Interview Reliability: Statistics vs. Personal Experience

Topic(s): interviewing, selection
Publication: International Journal of Selection and Assessment
Article: Employment interview reliability: New meta-analytic estimates by structure and format
Authors: A.I. Huffcutt, S.S. Culbertson, W.S. Weyhrauch
Reviewed by: Megan Leasher

This article focuses on the reliability of interviews. The more error introduced in interviews, the less reliable they are. The researchers targeted different sources of error, both from the interviewee and interviewers. Interviewees can introduce error into an interview when they answer similar questions from the same or multiple interviewers differently, while interviewers introduce error when they interpret, evaluate, and rate identical responses differently.

The researchers found that the more structured the interviews, the more reliable the interview results tended to be.
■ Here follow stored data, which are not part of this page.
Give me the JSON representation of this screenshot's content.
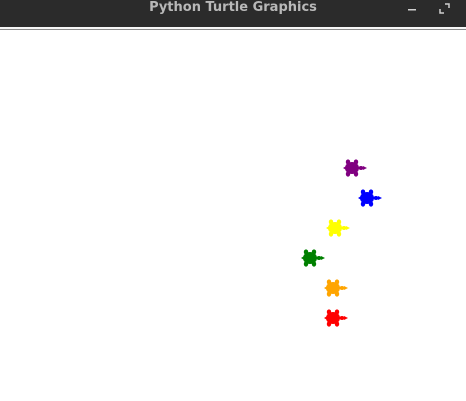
{
  "window": {
    "title": "Python Turtle Graphics",
    "controls": [
      "minimize",
      "maximize"
    ]
  },
  "canvas": {
    "background": "#ffffff",
    "turtles": [
      {
        "color": "#800080",
        "shape": "turtle-icon"
      },
      {
        "color": "#0000ff",
        "shape": "turtle-icon"
      },
      {
        "color": "#ffff00",
        "shape": "turtle-icon"
      },
      {
        "color": "#008000",
        "shape": "turtle-icon"
      },
      {
        "color": "#ffa500",
        "shape": "turtle-icon"
      },
      {
        "color": "#ff0000",
        "shape": "turtle-icon"
      }
    ]
  }
}
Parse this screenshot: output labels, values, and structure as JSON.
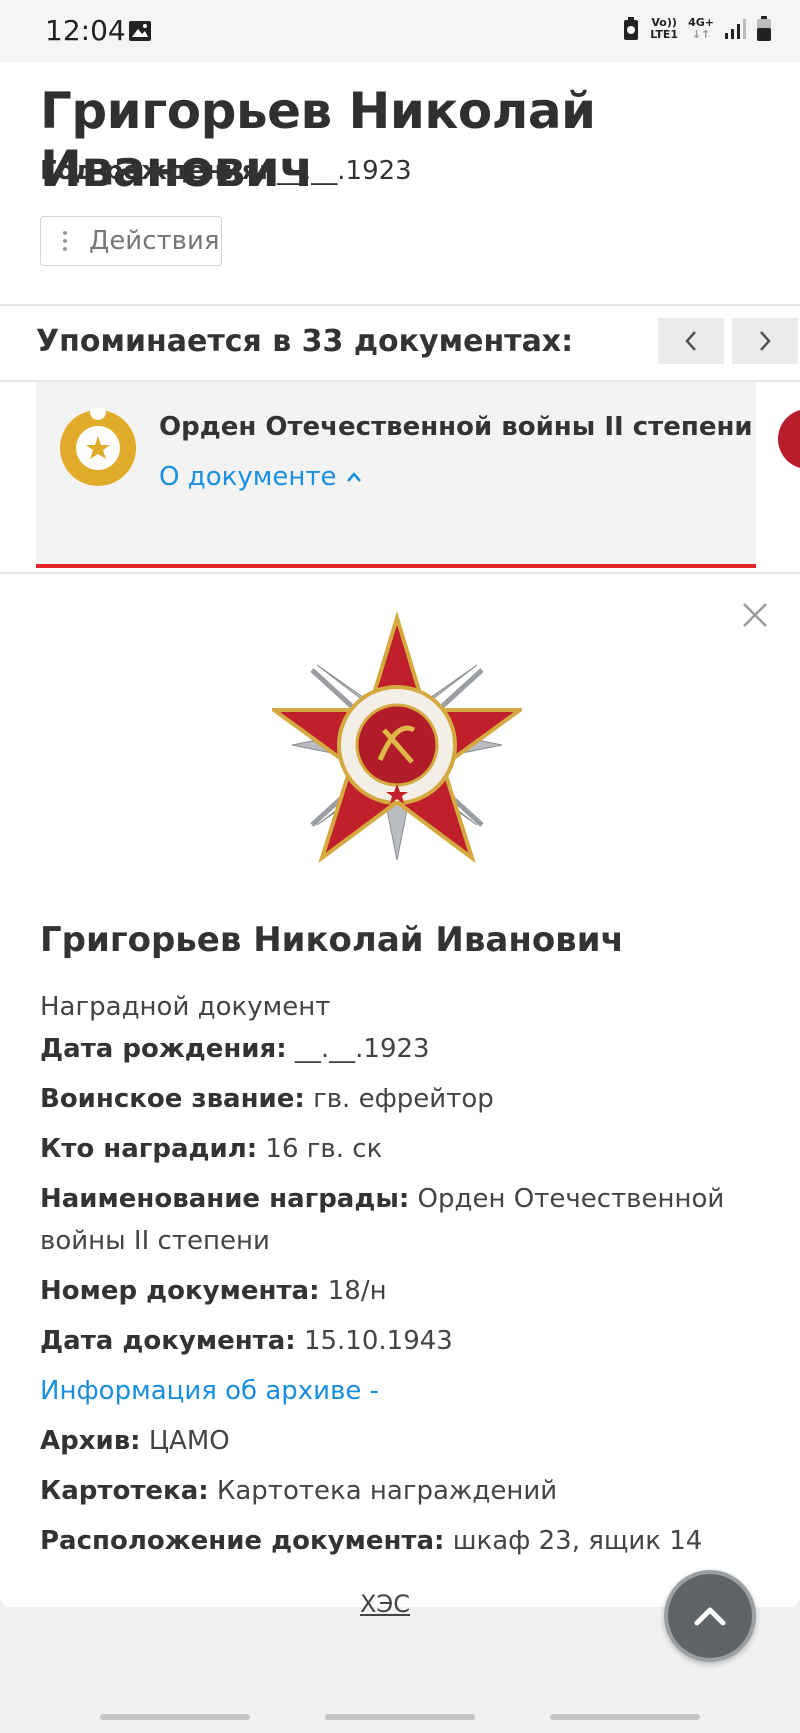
{
  "status_bar": {
    "time": "12:04",
    "network_top": "Vo))",
    "network_bottom": "LTE1",
    "signal_label": "4G+"
  },
  "person": {
    "name": "Григорьев Николай Иванович",
    "birth_label": "Год рождения:",
    "birth_value": "__.__.1923",
    "actions_label": "Действия"
  },
  "mentions": {
    "label": "Упоминается в 33 документах:"
  },
  "document_card": {
    "title": "Орден Отечественной войны II степени",
    "about_link": "О документе",
    "accent_color": "#e0252b"
  },
  "details": {
    "name": "Григорьев Николай Иванович",
    "doc_type": "Наградной документ",
    "rows": [
      {
        "label": "Дата рождения:",
        "value": "__.__.1923"
      },
      {
        "label": "Воинское звание:",
        "value": "гв. ефрейтор"
      },
      {
        "label": "Кто наградил:",
        "value": "16 гв. ск"
      },
      {
        "label": "Наименование награды:",
        "value": "Орден Отечественной войны II степени"
      },
      {
        "label": "Номер документа:",
        "value": "18/н"
      },
      {
        "label": "Дата документа:",
        "value": "15.10.1943"
      }
    ],
    "archive_link": "Информация об архиве -",
    "archive_rows": [
      {
        "label": "Архив:",
        "value": "ЦАМО"
      },
      {
        "label": "Картотека:",
        "value": "Картотека награждений"
      },
      {
        "label": "Расположение документа:",
        "value": "шкаф 23, ящик 14"
      }
    ]
  },
  "background_text": "ХЭС",
  "colors": {
    "link": "#1a8fe0",
    "medal_gold": "#e1ac2a",
    "medal_red": "#c0202c"
  }
}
In addition, panel interviews were more reliable than single-interviewer interviews.

I have to admit that I am a little torn regarding the desire to strive toward reliability in interviews. I know from a statistical perspective that interview reliability is important, since the more reliable interviews can be, the more capable they are of statistically predicting the future job performance of candidates (who become hires).

In industrial and organizational psychology, this conflict between ideal statistics and personal experience is the crossroads of “where research meets practice.” Sometimes what is helpful isn’t necessarily the ideal scenario or course of action from a statistical perspective. This crossroads can make for great discussion fodder, salty arguments, ideas for new research, or all of the above.
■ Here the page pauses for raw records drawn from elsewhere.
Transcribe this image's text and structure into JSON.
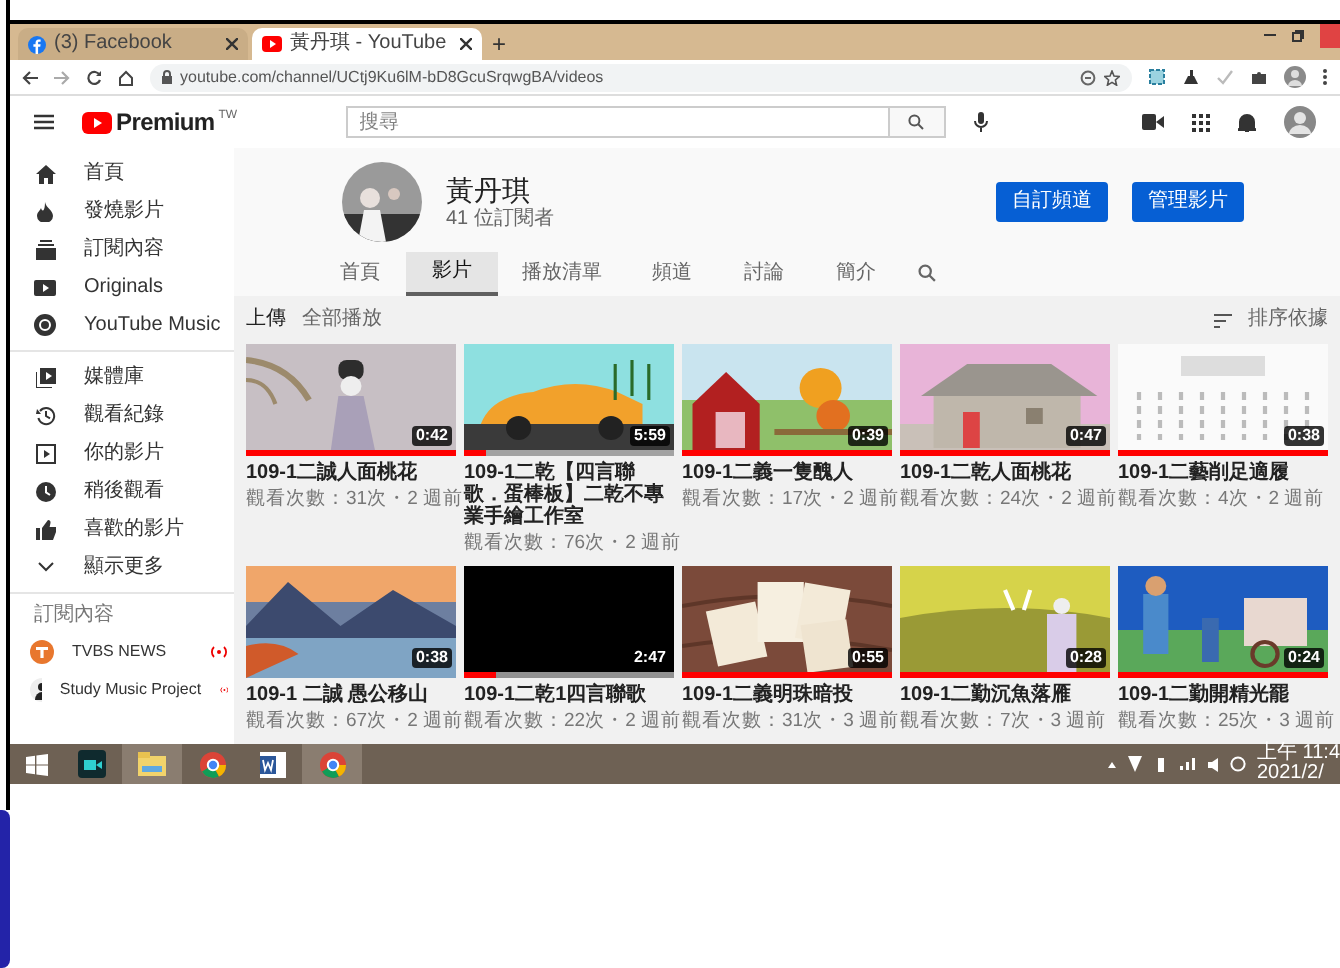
{
  "browser": {
    "tabs": [
      {
        "title": "(3) Facebook",
        "selected": false
      },
      {
        "title": "黃丹琪 - YouTube",
        "selected": true
      }
    ],
    "new_tab": "+",
    "url": "youtube.com/channel/UCtj9Ku6lM-bD8GcuSrqwgBA/videos"
  },
  "header": {
    "logo": "Premium",
    "region": "TW",
    "search": {
      "placeholder": "搜尋"
    }
  },
  "sidebar": {
    "items": [
      {
        "label": "首頁",
        "selected": false
      },
      {
        "label": "發燒影片",
        "selected": false
      },
      {
        "label": "訂閱內容",
        "selected": false
      },
      {
        "label": "Originals",
        "selected": false
      },
      {
        "label": "YouTube Music",
        "selected": false
      }
    ],
    "library": [
      {
        "label": "媒體庫"
      },
      {
        "label": "觀看紀錄"
      },
      {
        "label": "你的影片"
      },
      {
        "label": "稍後觀看"
      },
      {
        "label": "喜歡的影片"
      },
      {
        "label": "顯示更多"
      }
    ],
    "subscriptions_title": "訂閱內容",
    "subscriptions": [
      {
        "label": "TVBS NEWS",
        "live": true
      },
      {
        "label": "Study Music Project",
        "live": true
      }
    ]
  },
  "channel": {
    "name": "黃丹琪",
    "subscribers": "41 位訂閱者",
    "buttons": [
      "自訂頻道",
      "管理影片"
    ],
    "tabs": [
      {
        "label": "首頁",
        "selected": false
      },
      {
        "label": "影片",
        "selected": true
      },
      {
        "label": "播放清單",
        "selected": false
      },
      {
        "label": "頻道",
        "selected": false
      },
      {
        "label": "討論",
        "selected": false
      },
      {
        "label": "簡介",
        "selected": false
      }
    ],
    "section": {
      "title": "上傳",
      "play_all": "全部播放",
      "sort": "排序依據"
    }
  },
  "videos": [
    {
      "title": "109-1二誠人面桃花",
      "duration": "0:42",
      "views": "觀看次數：31次・2 週前",
      "level": 1
    },
    {
      "title": "109-1二乾【四言聯歌．蛋棒板】二乾不專業手繪工作室",
      "duration": "5:59",
      "views": "觀看次數：76次・2 週前",
      "level": 0.1
    },
    {
      "title": "109-1二義一隻醜人",
      "duration": "0:39",
      "views": "觀看次數：17次・2 週前",
      "level": 1
    },
    {
      "title": "109-1二乾人面桃花",
      "duration": "0:47",
      "views": "觀看次數：24次・2 週前",
      "level": 1
    },
    {
      "title": "109-1二藝削足適履",
      "duration": "0:38",
      "views": "觀看次數：4次・2 週前",
      "level": 1
    },
    {
      "title": "109-1 二誠 愚公移山",
      "duration": "0:38",
      "views": "觀看次數：67次・2 週前"
    },
    {
      "title": "109-1二乾1四言聯歌",
      "duration": "2:47",
      "views": "觀看次數：22次・2 週前",
      "level": 0.15
    },
    {
      "title": "109-1二義明珠暗投",
      "duration": "0:55",
      "views": "觀看次數：31次・3 週前",
      "level": 1
    },
    {
      "title": "109-1二勤沉魚落雁",
      "duration": "0:28",
      "views": "觀看次數：7次・3 週前",
      "level": 1
    },
    {
      "title": "109-1二勤開精光罷",
      "duration": "0:24",
      "views": "觀看次數：25次・3 週前",
      "level": 1
    }
  ],
  "taskbar": {
    "time": "上午 11:4",
    "date": "2021/2/"
  }
}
If interviewees answered the same or similar question in the exact, regurgitatingly same way, and all interviewers heard, interpreted, evaluated, and rated a candidate’s responses in the exact same way, you would have a perfectly reliable interview. From a statistical perspective, that is.
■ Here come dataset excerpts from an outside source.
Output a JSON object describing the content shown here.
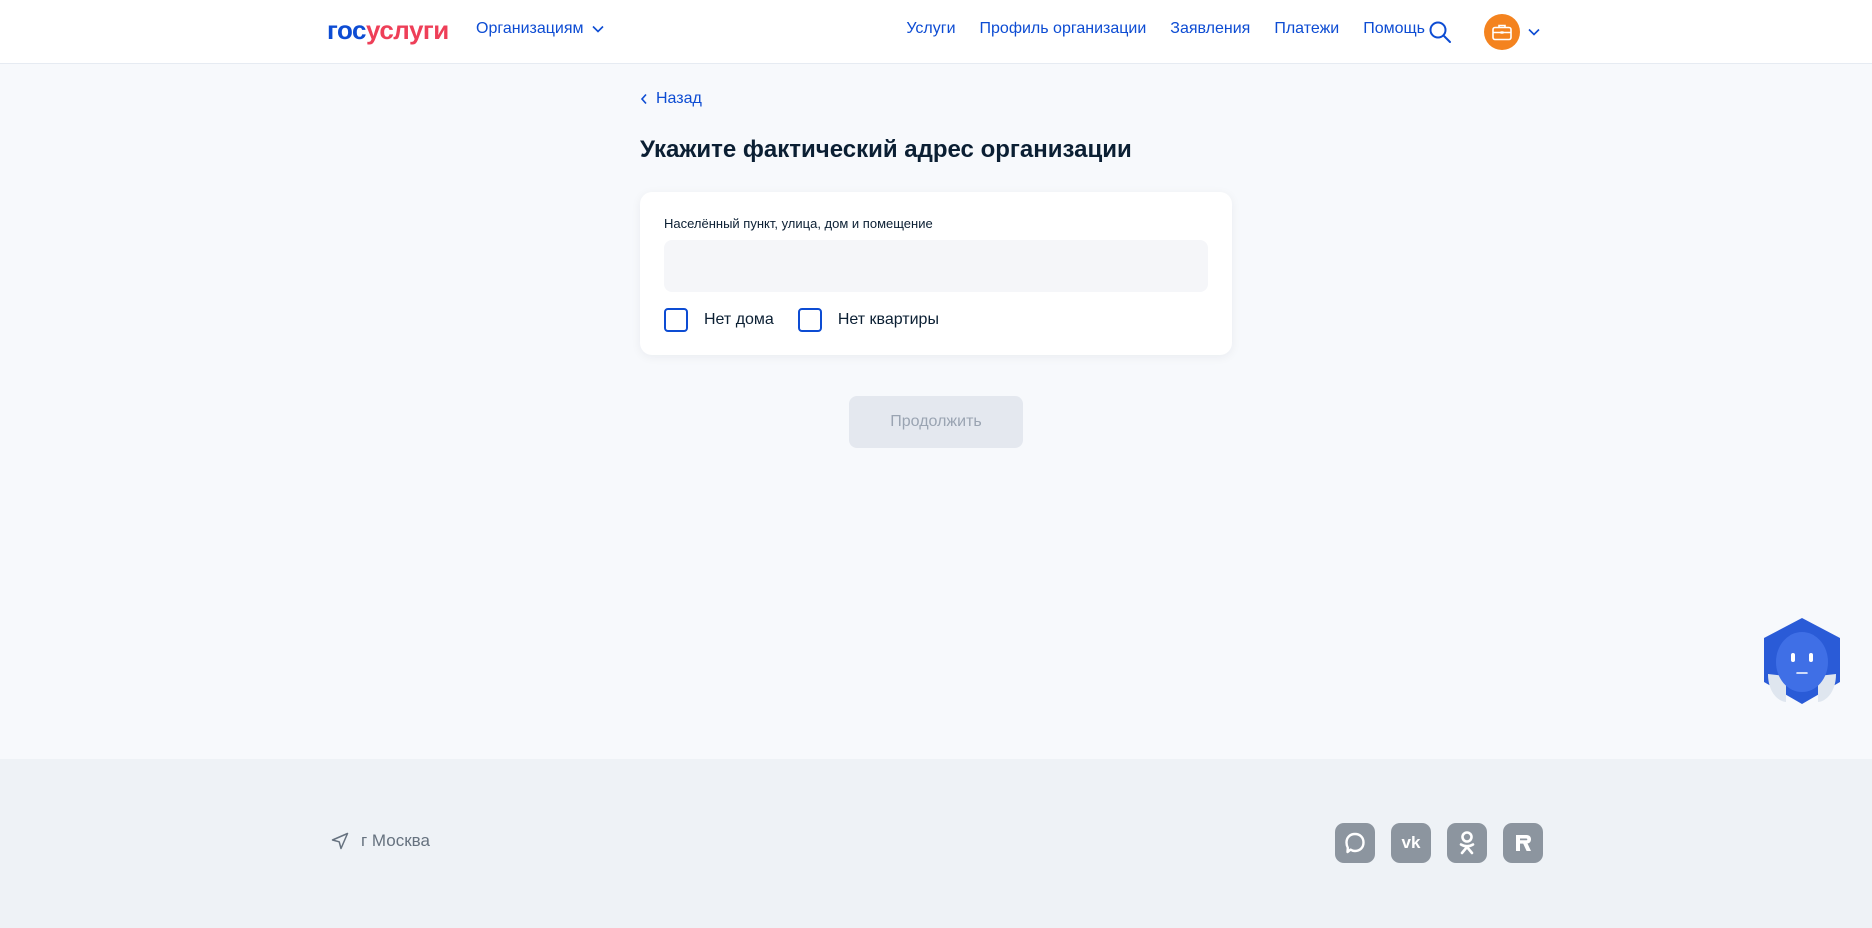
{
  "header": {
    "logo_part1": "гос",
    "logo_part2": "услуги",
    "org_dropdown": "Организациям",
    "nav": [
      "Услуги",
      "Профиль организации",
      "Заявления",
      "Платежи",
      "Помощь"
    ]
  },
  "main": {
    "back_label": "Назад",
    "title": "Укажите фактический адрес организации",
    "field_label": "Населённый пункт, улица, дом и помещение",
    "field_value": "",
    "checkbox_no_house": "Нет дома",
    "checkbox_no_apartment": "Нет квартиры",
    "continue_label": "Продолжить"
  },
  "footer": {
    "city": "г Москва",
    "socials": [
      "max",
      "vk",
      "ok",
      "rutube"
    ]
  },
  "colors": {
    "brand_blue": "#0d4cd3",
    "brand_red": "#ee3f58",
    "avatar_orange": "#f4831f",
    "page_bg": "#f7f9fc",
    "footer_bg": "#eef2f6"
  }
}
But would you be missing something?

Think of all of the times in an interview that you heard, saw, or interpreted something very differently from your colleague who asked the candidate a similar question. Then, when you debriefed after the interviews were complete, those differences gave you something really good to discuss, like nuances that the other didn’t pick up on, unique reactions to answers, and so on. Perhaps a third interviewer had another fresh perspective to share, turning it into a real debate. Debates lead to unexpected and more in-depth realizations about the candidate that one interviewer could have conjured up alone. Statistical reliability would not have wanted this scenario to take place. It would be unhappy that interviewers disagreed, because that would jeopardize and threaten the high reliability it would be striving for.

Which is more important? Reliability or the ability to learn or interpret something unique?